Once rates have reached zero, as they have today, the Fed is rendered impotent. They cannot lower rates beyond the zero lower bound as is needed to spark buyers of homes into action. Otherwise, the Fed would literally be paying banks to accept cash advances, the negative interest rate position the Fed will not take at this point.

So, the interest rate is bounded at zero and we are still not seeing any (significant) movement in the mortgage lending market. Lenders are swimming in free cash facilitated by the Fed — now in a state of extreme liquidity since they have tons of cash (excess deposits with the Fed at 20 times requirements) that is not tied up in assets, such as mortgages.

Yet, credit is only available to the more qualified buyer due to unemployment, foreclosure, bankruptcy and so on rendering others to be deemed un-creditworthy (as determined by the banks via FICO).

This is the liquidity trap we are all now snared by. While cheap cash is in the system (in the bank’s coffers) but remains out of reach to prospective buyers, asset price inflation, much less one’s appreciation for California real estate is going nowhere. As a result, there is no real demand for homeownership, despite the perception of rock-bottom prices.  Rates are not yet attractive enough.

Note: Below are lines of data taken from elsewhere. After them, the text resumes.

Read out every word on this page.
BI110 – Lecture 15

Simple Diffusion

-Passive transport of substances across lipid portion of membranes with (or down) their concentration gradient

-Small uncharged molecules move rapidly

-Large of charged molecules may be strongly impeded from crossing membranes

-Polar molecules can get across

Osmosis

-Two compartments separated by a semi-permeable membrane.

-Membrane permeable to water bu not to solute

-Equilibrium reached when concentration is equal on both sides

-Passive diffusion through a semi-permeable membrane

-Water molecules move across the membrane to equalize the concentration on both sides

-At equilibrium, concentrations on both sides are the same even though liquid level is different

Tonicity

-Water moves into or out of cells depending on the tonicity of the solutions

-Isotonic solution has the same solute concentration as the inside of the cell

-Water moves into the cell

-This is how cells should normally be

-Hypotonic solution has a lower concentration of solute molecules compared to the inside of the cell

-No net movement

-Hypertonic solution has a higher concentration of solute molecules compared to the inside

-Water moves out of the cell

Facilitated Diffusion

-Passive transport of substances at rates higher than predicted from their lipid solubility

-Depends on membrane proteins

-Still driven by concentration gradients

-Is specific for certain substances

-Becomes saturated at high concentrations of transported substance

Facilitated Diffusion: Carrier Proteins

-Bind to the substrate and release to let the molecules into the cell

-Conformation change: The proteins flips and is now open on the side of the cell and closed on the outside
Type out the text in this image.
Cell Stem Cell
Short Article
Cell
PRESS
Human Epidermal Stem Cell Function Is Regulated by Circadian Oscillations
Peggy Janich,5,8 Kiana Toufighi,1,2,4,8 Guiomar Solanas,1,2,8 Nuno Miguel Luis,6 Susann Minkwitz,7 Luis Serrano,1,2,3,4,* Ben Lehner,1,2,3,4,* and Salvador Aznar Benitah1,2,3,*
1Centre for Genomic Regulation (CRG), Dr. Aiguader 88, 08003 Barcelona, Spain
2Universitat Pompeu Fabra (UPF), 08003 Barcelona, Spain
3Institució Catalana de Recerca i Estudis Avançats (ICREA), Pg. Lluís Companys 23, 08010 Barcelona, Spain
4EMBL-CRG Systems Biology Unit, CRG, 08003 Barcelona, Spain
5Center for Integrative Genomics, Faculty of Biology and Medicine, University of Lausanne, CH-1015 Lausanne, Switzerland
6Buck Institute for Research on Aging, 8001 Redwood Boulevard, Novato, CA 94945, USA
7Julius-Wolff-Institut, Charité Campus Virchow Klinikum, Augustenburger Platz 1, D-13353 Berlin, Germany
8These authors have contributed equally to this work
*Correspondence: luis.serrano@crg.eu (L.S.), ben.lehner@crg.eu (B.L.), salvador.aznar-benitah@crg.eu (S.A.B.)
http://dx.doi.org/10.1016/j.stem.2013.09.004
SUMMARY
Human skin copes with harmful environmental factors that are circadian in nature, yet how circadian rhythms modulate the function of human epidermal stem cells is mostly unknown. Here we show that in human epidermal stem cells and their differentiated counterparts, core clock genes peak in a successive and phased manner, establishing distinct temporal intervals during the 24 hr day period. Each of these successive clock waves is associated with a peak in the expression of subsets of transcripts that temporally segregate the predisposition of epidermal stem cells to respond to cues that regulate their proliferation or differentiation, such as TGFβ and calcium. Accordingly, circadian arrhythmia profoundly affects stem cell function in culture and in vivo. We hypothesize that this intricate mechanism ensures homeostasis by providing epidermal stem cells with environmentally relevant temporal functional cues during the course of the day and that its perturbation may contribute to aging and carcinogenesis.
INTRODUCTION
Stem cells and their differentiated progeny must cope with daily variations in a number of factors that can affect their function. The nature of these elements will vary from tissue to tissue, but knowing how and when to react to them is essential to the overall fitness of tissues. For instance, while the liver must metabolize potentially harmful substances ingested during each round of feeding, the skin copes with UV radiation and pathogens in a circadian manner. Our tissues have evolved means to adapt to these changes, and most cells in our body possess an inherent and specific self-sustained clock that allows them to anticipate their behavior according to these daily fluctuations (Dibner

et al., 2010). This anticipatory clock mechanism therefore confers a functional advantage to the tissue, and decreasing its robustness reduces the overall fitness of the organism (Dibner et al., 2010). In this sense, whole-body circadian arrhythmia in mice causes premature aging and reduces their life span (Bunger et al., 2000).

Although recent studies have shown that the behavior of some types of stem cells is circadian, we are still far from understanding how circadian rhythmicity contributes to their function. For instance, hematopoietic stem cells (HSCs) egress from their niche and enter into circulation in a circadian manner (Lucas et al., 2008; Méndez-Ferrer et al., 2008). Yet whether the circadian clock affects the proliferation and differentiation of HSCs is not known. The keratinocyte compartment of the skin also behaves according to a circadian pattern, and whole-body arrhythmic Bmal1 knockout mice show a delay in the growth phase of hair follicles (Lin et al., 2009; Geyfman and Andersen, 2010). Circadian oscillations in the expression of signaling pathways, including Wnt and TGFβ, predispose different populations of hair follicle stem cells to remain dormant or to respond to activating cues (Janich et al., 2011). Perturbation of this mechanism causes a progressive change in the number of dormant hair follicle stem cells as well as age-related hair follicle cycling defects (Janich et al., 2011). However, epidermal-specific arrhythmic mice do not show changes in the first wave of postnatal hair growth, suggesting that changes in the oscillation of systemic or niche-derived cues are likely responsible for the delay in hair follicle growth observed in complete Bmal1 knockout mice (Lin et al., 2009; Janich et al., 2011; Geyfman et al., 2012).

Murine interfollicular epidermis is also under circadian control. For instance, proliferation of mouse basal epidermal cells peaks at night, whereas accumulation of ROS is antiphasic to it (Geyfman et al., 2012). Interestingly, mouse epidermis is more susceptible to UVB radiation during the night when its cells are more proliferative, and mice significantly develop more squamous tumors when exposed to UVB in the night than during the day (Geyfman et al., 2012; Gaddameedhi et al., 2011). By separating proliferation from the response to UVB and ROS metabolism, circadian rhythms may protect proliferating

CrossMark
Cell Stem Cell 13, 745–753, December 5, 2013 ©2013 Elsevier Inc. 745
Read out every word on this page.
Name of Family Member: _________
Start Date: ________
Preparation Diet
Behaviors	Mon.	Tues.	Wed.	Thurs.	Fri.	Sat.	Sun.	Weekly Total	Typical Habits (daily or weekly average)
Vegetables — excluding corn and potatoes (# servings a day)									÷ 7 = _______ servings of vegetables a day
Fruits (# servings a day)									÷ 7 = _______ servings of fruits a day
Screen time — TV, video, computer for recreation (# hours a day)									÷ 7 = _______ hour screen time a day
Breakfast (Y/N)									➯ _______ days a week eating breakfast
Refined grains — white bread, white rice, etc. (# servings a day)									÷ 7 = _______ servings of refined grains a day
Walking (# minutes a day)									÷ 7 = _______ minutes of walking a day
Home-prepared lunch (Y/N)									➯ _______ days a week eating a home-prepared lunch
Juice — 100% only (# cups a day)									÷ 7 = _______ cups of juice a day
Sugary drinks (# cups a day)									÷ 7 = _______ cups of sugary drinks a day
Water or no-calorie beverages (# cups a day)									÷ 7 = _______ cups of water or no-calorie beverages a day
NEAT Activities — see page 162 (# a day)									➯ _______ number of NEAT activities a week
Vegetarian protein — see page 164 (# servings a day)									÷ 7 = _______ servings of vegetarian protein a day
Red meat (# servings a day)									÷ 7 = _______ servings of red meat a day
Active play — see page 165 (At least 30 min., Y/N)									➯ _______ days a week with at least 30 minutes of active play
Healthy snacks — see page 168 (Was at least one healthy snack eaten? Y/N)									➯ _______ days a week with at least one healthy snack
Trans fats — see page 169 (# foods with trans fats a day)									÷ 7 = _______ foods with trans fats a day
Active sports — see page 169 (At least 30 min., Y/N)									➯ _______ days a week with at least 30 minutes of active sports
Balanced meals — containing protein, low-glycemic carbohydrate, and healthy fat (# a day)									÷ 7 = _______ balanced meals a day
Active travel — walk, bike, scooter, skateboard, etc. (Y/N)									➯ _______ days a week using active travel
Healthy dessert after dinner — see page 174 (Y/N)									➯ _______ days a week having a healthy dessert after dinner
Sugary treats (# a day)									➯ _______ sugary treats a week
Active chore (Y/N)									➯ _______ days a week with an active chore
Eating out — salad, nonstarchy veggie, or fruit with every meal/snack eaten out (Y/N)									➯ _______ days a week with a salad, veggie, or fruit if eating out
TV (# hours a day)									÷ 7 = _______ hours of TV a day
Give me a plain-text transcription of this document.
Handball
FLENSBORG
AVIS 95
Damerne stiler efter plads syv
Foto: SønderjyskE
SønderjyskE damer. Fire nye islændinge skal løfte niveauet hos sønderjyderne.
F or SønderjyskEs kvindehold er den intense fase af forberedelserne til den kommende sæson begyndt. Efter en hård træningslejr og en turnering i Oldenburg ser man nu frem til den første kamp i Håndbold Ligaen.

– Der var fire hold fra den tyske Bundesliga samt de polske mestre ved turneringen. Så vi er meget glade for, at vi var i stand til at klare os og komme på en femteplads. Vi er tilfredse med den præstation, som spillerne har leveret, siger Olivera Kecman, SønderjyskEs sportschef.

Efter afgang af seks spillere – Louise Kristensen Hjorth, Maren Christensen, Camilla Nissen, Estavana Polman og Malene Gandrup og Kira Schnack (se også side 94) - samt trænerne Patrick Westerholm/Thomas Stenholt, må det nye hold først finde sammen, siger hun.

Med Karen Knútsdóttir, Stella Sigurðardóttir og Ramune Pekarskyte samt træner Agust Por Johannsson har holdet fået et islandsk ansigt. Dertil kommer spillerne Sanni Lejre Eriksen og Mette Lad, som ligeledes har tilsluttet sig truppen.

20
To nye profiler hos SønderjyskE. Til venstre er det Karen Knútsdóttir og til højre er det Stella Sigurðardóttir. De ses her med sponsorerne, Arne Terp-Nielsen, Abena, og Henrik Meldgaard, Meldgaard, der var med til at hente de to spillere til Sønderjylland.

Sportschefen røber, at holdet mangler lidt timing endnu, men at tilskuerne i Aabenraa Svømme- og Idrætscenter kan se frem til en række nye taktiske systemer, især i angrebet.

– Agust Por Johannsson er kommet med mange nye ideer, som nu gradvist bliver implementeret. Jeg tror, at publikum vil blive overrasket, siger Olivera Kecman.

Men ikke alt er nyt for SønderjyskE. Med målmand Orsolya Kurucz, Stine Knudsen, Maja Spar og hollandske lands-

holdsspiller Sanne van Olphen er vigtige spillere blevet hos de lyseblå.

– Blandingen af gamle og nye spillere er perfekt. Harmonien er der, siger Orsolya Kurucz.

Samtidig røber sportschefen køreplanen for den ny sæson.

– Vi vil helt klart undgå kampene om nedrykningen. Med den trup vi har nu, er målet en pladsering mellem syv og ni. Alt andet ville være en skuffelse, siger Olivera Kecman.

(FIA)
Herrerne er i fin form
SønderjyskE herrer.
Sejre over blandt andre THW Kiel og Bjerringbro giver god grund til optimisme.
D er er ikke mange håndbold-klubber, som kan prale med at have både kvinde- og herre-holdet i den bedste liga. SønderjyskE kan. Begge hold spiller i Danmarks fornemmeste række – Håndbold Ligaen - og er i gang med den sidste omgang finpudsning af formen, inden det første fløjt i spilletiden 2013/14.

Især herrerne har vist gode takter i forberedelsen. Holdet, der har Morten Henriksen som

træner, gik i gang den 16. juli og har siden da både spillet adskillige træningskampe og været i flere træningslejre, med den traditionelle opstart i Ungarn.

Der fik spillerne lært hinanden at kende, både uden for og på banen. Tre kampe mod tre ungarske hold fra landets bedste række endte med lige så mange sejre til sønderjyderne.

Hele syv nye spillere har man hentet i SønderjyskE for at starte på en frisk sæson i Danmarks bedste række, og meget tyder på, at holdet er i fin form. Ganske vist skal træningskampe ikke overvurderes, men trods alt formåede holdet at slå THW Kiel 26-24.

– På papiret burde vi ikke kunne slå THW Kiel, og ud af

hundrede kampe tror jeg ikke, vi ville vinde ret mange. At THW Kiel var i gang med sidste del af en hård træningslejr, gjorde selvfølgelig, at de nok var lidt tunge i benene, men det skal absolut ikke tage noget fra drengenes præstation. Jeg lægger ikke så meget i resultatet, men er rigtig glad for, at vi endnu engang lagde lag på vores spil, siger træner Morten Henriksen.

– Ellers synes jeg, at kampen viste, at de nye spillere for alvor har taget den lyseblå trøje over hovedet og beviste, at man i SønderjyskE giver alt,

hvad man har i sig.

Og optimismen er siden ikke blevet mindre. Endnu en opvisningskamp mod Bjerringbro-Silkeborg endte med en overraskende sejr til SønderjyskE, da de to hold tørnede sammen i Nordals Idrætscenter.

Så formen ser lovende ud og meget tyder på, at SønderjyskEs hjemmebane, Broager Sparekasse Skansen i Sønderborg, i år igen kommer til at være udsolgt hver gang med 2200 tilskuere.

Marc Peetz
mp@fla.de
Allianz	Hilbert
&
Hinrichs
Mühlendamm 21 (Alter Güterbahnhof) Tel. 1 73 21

Prospective buyers of real estate cannot attain the means to finance their shelter, and if they can they do not have the confidence to do it. Thus, sales today are mostly speculator-buyers, not owner-occupants, and cash is the term of purchase.

Consumer inflation is the name of this game (for now)

This brings us back full circle to consumer price inflation and the CPI. Since real estate prices are at a standstill at best, asset price inflation in the real estate market will, for some considerable time, more closely exhibit the behavior of consumer price inflation (that is, low and slow).

Related article: The equilibrium trendline: the mean price anchor

Rather than depending upon lenders to open the floodgates of liquidity that they can, make cheap mortgage money available to buyers and thus stimulate demand as they must, asset price inflation in the real estate market will only be a reality once the economy as a whole picks up. This means near- to full-employment (a long way off, try 2016 at earliest), increasing GDP beyond the population growth, and the slow but steady process of making those credit-crunched creditworthy again.

This is a description of a virtuous market cycle that begins back at the level of fundamentals where we find ourselves today. Once the ball of the California economy starts rolling again, the market will be released from the liquidity trap and those zero rates may start working.

Of course, as is axiomatic, once the zero rates do begin to work, they will not remain at zero for long, thus heralding a future of rising interest rates into the distant horizon of a decade or two, which may send prices back down after a short-lived boom, probably around 2016.

Expect real estate prices to increase at the rate of consumer inflation for the foreseeable future.

Until then, expect real estate prices to increase at the rate of consumer inflation for the foreseeable future. That’s right — two percent per annum, max.  After five years of ownership, you can sell and recover your cash downpayment and principal amortization.

This means that right now California real estate, regardless of type, is a hedge against consumer inflation and nothing more, period.